Apple’s Deal With the Devil
They wake you in the middle of the night, give you tea and a biscuit, and then you start your 12-hour shift.
That was the detail that struck me most from a New York Times article about why Apple can’t make products in the United States.
In 2007, when Apple made a last-minute change to the original iPhone, workers in China had to scramble to meet a tight deadline, according to an unnamed former Apple executive who spoke to the Times:
A foreman immediately roused 8,000 workers inside the company’s dormitories, according to the executive. Each employee was given a biscuit and a cup of tea, guided to a workstation and within half an hour started a 12-hour shift fitting glass screens into beveled frames. Within 96 hours, the plant was producing 10,000 iPhones a day.
“The speed and flexibility is breathtaking,” [the executive] said. “There’s no American plant that can match that.”
The question is: should there be? Would we accept the idea of a plant where people are packed into barracks and can be roused in the middle of the night, given a biscuit, and sent to work for 12 hours? Where workers have no right to complain?
We would not accept this in the United States because, quite simply, it’s barbaric.
Not “breathtaking.” Barbaric.
But we go along with it happening in China, and have turned a blind eye to it, because we want our gadgets and we don’t want to pay fair prices for them.

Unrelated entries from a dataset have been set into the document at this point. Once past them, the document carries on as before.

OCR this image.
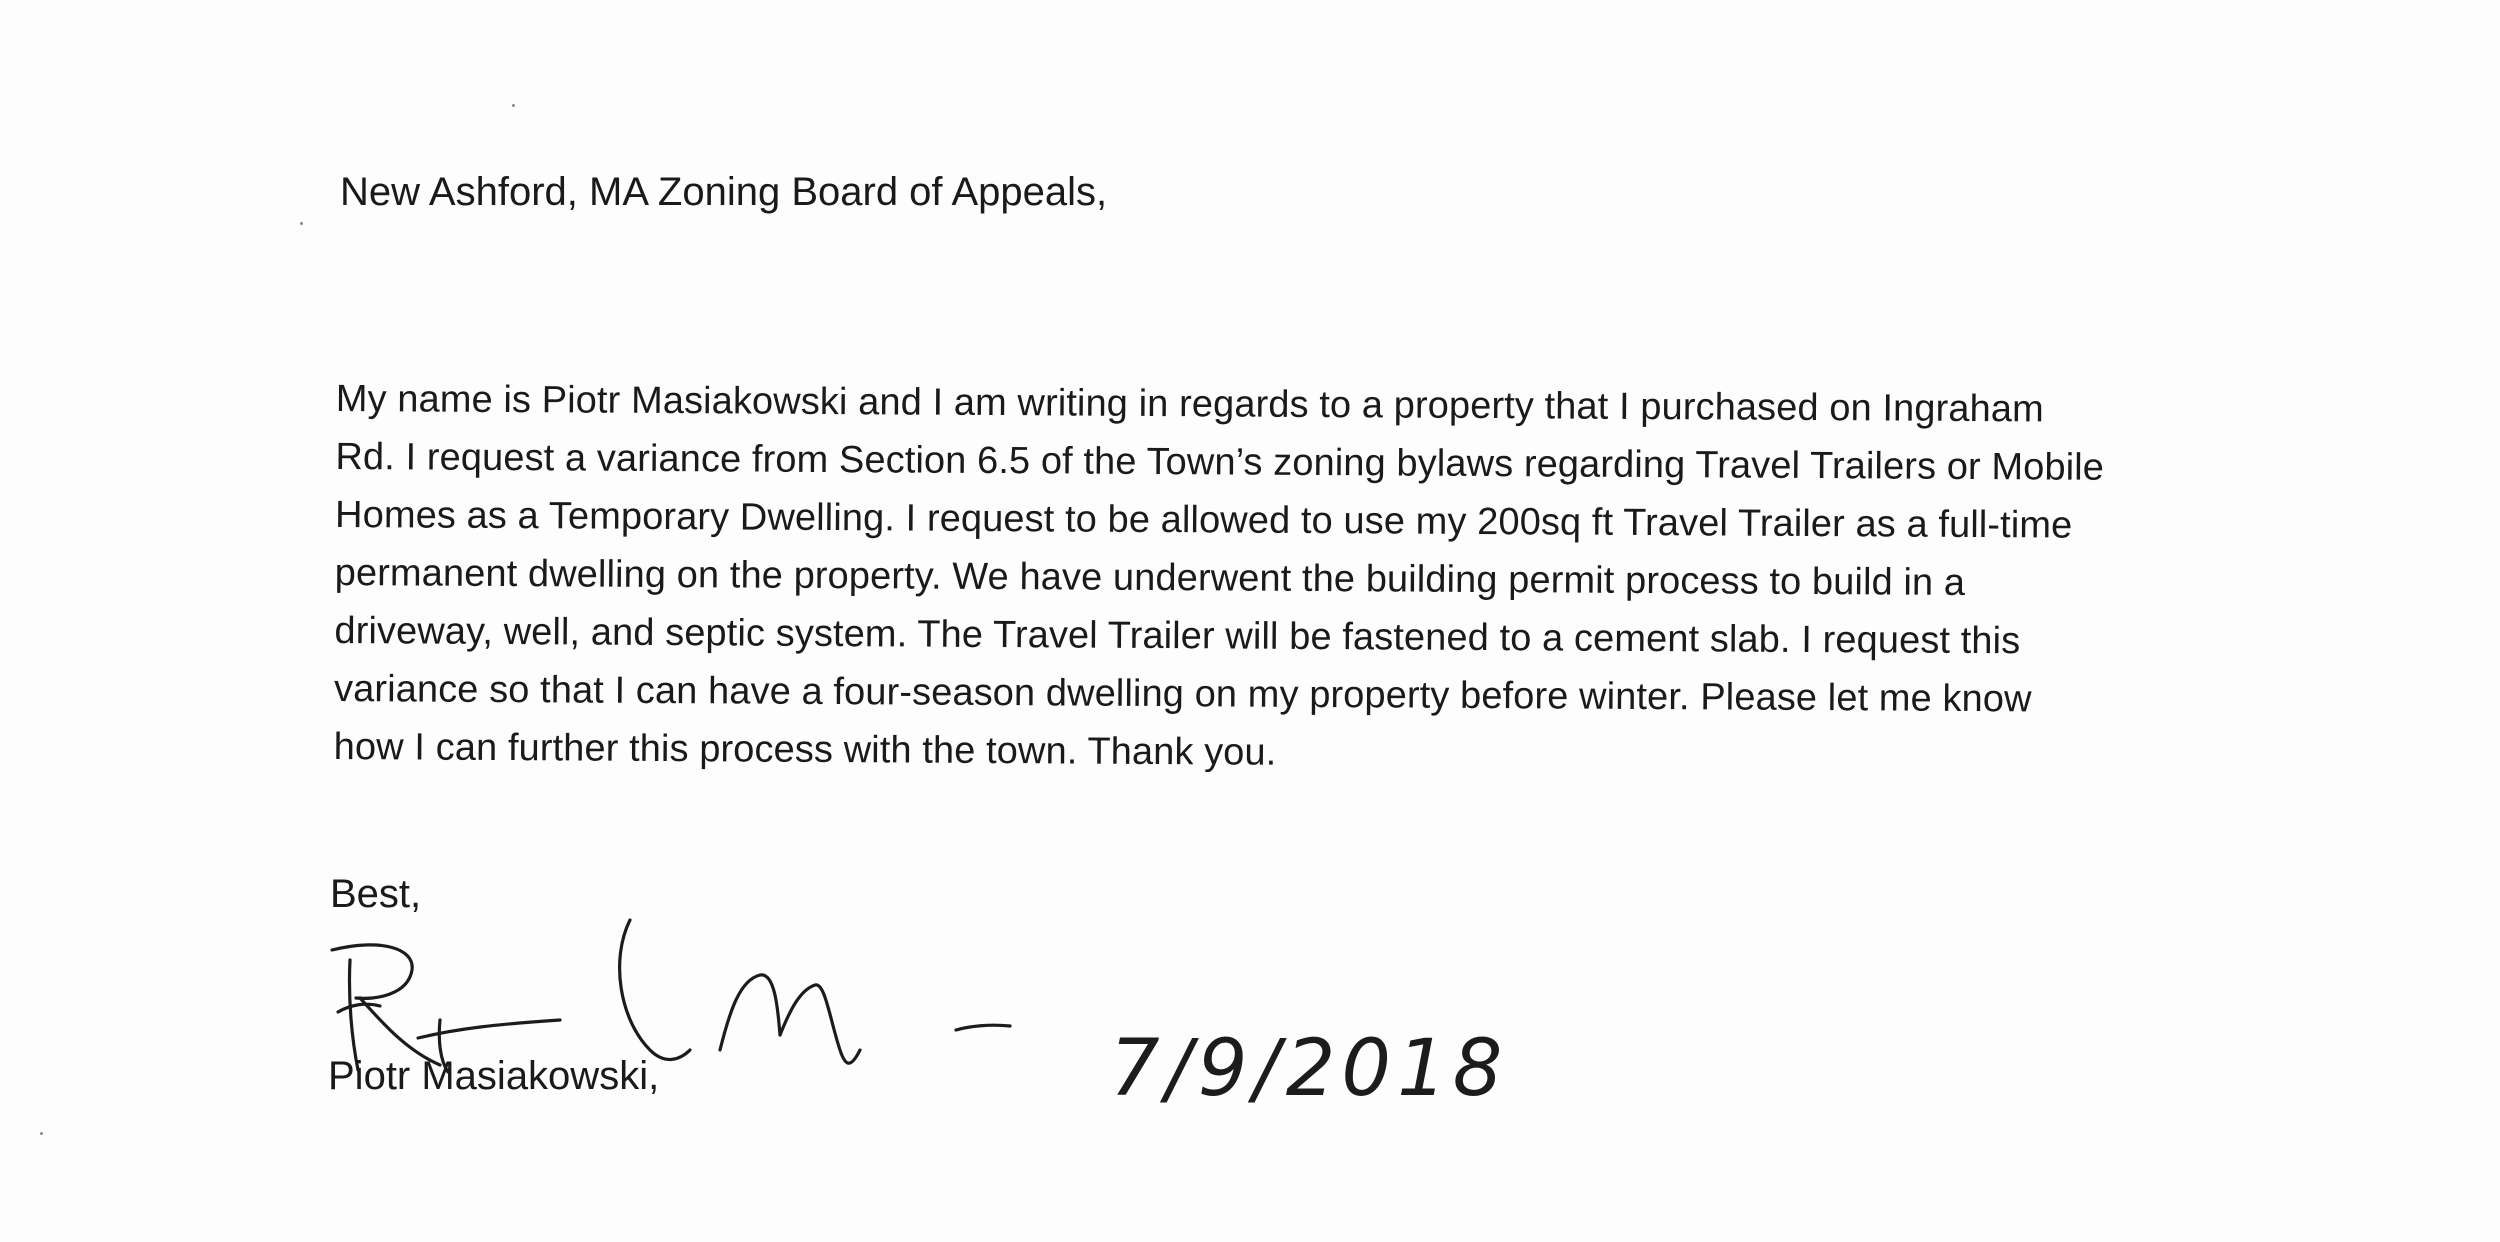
New Ashford, MA Zoning Board of Appeals,

My name is Piotr Masiakowski and I am writing in regards to a property that I purchased on Ingraham
Rd. I request a variance from Section 6.5 of the Town’s zoning bylaws regarding Travel Trailers or Mobile
Homes as a Temporary Dwelling. I request to be allowed to use my 200sq ft Travel Trailer as a full-time
permanent dwelling on the property. We have underwent the building permit process to build in a
driveway, well, and septic system. The Travel Trailer will be fastened to a cement slab. I request this
variance so that I can have a four-season dwelling on my property before winter. Please let me know
how I can further this process with the town. Thank you.

Best,

Piotr Masiakowski,	7/9/2018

The Times story estimates that making iPhones in the U.S. would add $65 to the cost of each unit—a cost that Apple, which makes huge profit margins, could easily absorb. But as the article points out, the real issue isn’t the low cost of labor—it’s that “speed and flexibility.” (A great euphemism.)
To its credit, Apple recently joined the Fair Labor Association, a nonprofit that advocates for better working conditions around the world. Earlier this month, in a letter to Apple employees, CEO Tim Cook said Apple had just completed its annual review of supplier factories and found that things are getting better. Apple has helped improve living conditions for workers and even offers free education to some of them. “We insist that our manufacturing partners follow Apple’s strict code of conduct,” Cook wrote. And: “No one in our industry is driving improvements for workers the way Apple is today.”
Foxconn, the company that makes iPhones in China, provided a statement to the Times saying that its workers are covered by a “clear contract outlining terms and conditions and by Chinese government law that protects their rights.”
But what rights do they actually have? Last fall, I participated in a panel discussion with Mike Daisey, who does the one-man show called The Agony and the Ecstasy of Steve Jobs.
Daisey describes appalling conditions inside the factory in Shenzhen where iPhones are made. (Apple disputes some of Daisey’s claims.) The larger issue, he says, is not the factories but the government of China. His argument is that China is a fascist country run by thugs who have created the kind of exploitative environment that Western companies have long craved but could not get in the West.
It’s their dream, Daisey says—a country where hundreds of thousands of people can be herded into “worker cities,” stacked like cord wood in overcrowded dorms, and forced to work long shifts in cruel conditions. (No bathroom breaks, no talking, and you stand up the whole time.)
And the fascist government—Daisey leans on the word fascist, making sure you get the implied comparison—assures Western companies that they can do business there and will not have to worry about unions or labor unrest. If workers try to form a union, they can be sent to prison.
Why are we doing business with this kind of regime? Why are we making this bargain?
As the Times article points out, this isn’t just Apple. It’s every company. It’s every product we use. It’s our entire way of life, built on the backs of people who are being treated in ways that we would not allow ourselves or our countrymen to be treated.
Ultimately the blame lies not with Apple and other electronics companies—but with us, the consumers.
And ultimately we are the ones who must demand change.
So what if building that smartphone in China means we save 65 bucks and get things done faster? Maybe we would be better off paying a little more and waiting a little bit longer.
This week, Apple will report its financial results for the holiday quarter. It’s probably going to be another huge blowout, with Apple doing about $40 billion in revenues and keeping $10 billion of that as bottom-line profit—an incredible profit margin for a company that makes hardware.
Wall Street will be ecstatic. The stock will soar. But it’s worth keeping in mind how Apple did it.